Journal of Applied and Industrial Mathematics Pub Date : 2021-01-29 , DOI: 10.1134/s199047892004016x V. V. Voroshilov
Abstract
Let \(G = (V,A)\) be a simple directed graph and let \(S\subseteq V \) be a subset of the vertex set \(V \). The set \(S \) is called dominating if for each vertex \(j\in V\setminus S\) there exist at least one \(i\in S \) and an edge from \(i \) to \(j\).

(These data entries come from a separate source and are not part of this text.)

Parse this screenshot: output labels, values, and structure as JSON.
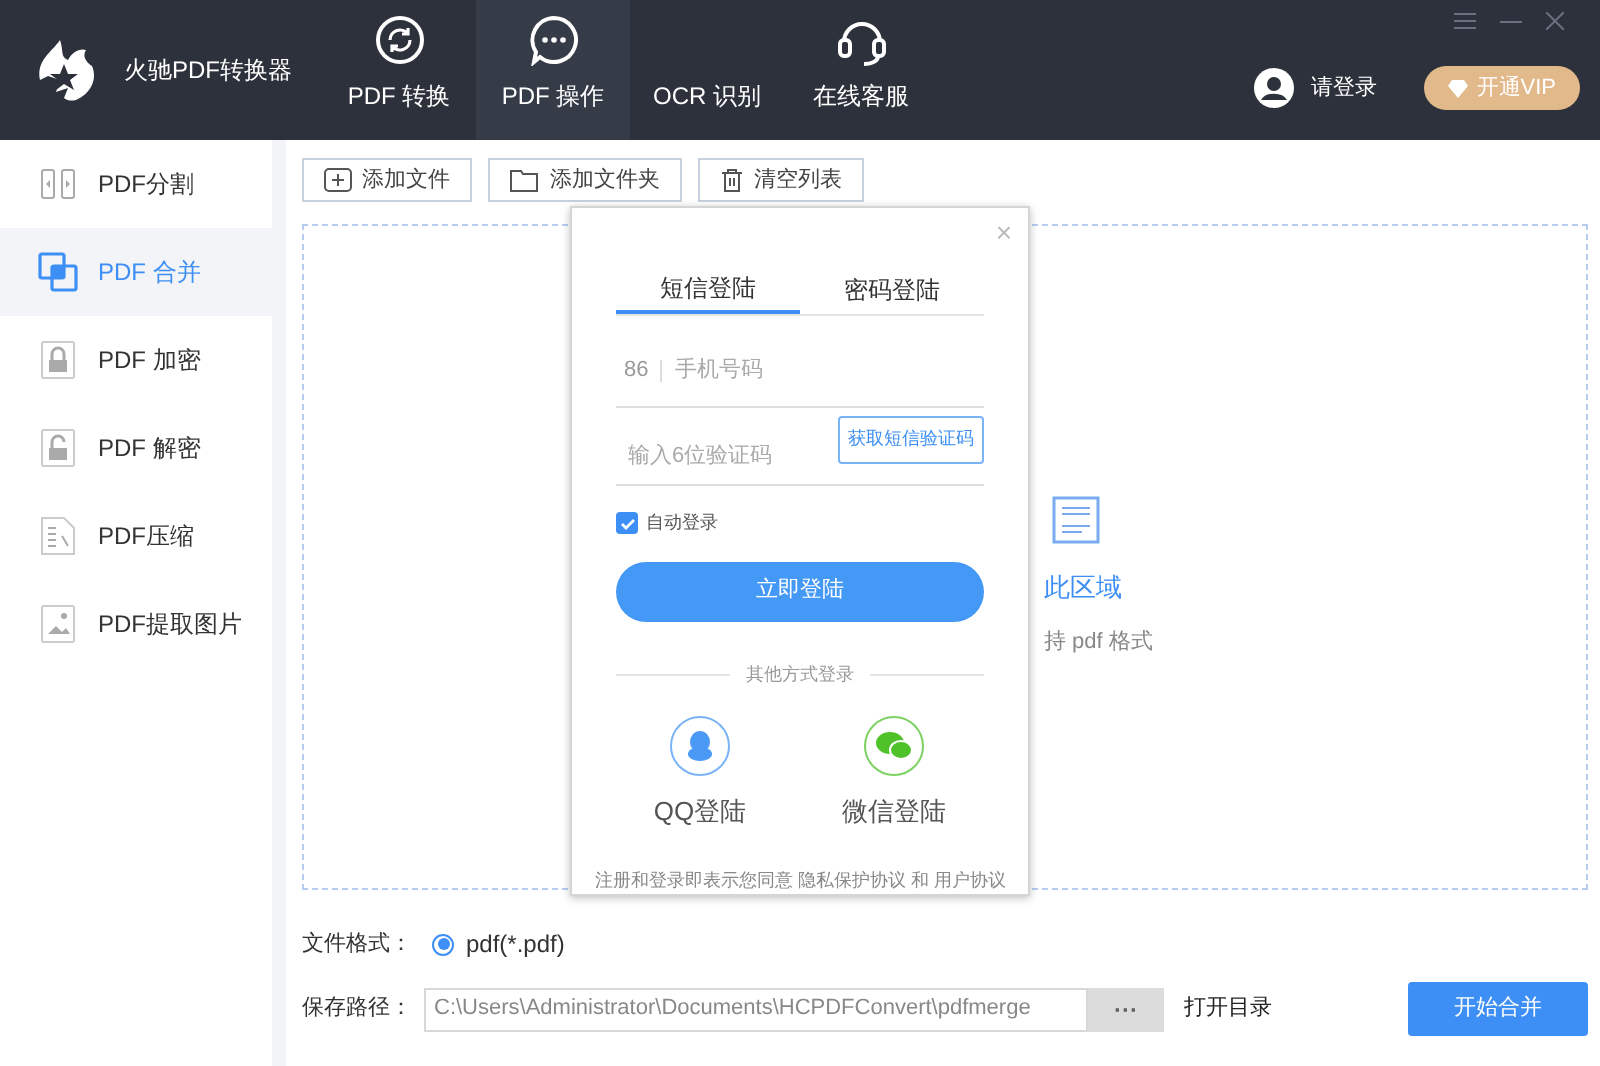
{
  "app": {
    "title": "火驰PDF转换器"
  },
  "nav": [
    {
      "label": "PDF 转换",
      "selected": false
    },
    {
      "label": "PDF 操作",
      "selected": true
    },
    {
      "label": "OCR 识别",
      "selected": false
    },
    {
      "label": "在线客服",
      "selected": false
    }
  ],
  "user": {
    "login": "请登录",
    "vip": "开通VIP"
  },
  "sidebar": [
    {
      "label": "PDF分割",
      "selected": false
    },
    {
      "label": "PDF 合并",
      "selected": true
    },
    {
      "label": "PDF 加密",
      "selected": false
    },
    {
      "label": "PDF 解密",
      "selected": false
    },
    {
      "label": "PDF压缩",
      "selected": false
    },
    {
      "label": "PDF提取图片",
      "selected": false
    }
  ],
  "toolbar": [
    "添加文件",
    "添加文件夹",
    "清空列表"
  ],
  "drop_zone": {
    "title": "此区域",
    "hint": "持 pdf 格式"
  },
  "format": {
    "label": "文件格式：",
    "option": "pdf(*.pdf)",
    "selected": true
  },
  "save": {
    "label": "保存路径：",
    "value": "C:\\Users\\Administrator\\Documents\\HCPDFConvert\\pdfmerge",
    "browse": "···",
    "open": "打开目录"
  },
  "start_button": "开始合并",
  "login": {
    "close": "×",
    "tabs": [
      {
        "label": "短信登陆",
        "selected": true
      },
      {
        "label": "密码登陆",
        "selected": false
      }
    ],
    "country_code": "86",
    "phone_placeholder": "手机号码",
    "code_placeholder": "输入6位验证码",
    "get_code": "获取短信验证码",
    "auto_login": {
      "label": "自动登录",
      "checked": true
    },
    "submit": "立即登陆",
    "other": "其他方式登录",
    "providers": [
      {
        "label": "QQ登陆",
        "kind": "qq"
      },
      {
        "label": "微信登陆",
        "kind": "wechat"
      }
    ],
    "agreement": "注册和登录即表示您同意 隐私保护协议 和 用户协议"
  }
}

A dominating set is called (inclusion) minimal if it contains no smaller dominating set. A dicut \(\{S\rightarrow \overline {S}\} \) is a set of edges \((i,j)\in A \) such that \(i\in S \) and \(j\in V\setminus S \). The weight of a dicut is the total weight of all its edges. The article deals with the problem of finding a dicut \(\{S\rightarrow \overline {S}\} \) with maximum weight among all minimal dominating sets.
中文翻译:
由最小支配集引起的有向图的最大Dicut
摘要
令\(G =(V,A)\)为简单的有向图,令 \(S \ subseteq V \)为顶点集\(V \)的子集。该组\(S \)被称为主导如果为每个顶点 \(j \ V中\ setminus小号\)的至少一个存在\(I \ S中\)和从边缘\(I \)到\( j \)。如果主导集不包含更小的主导集,则称其为(包含)极小值。dicut \(\ {S \ rightarrow \ overline {S} \} \)是一组边线\((i,j)\ in A \)使得\(i \ in S \)和\(j \在V \ setminus S \)。切块的重量是其所有边缘的总重量。本文讨论的问题是,在所有最小支配集中找到最大权重的dicut \(\ {S \ rightarrow \ overline {S} \} \)。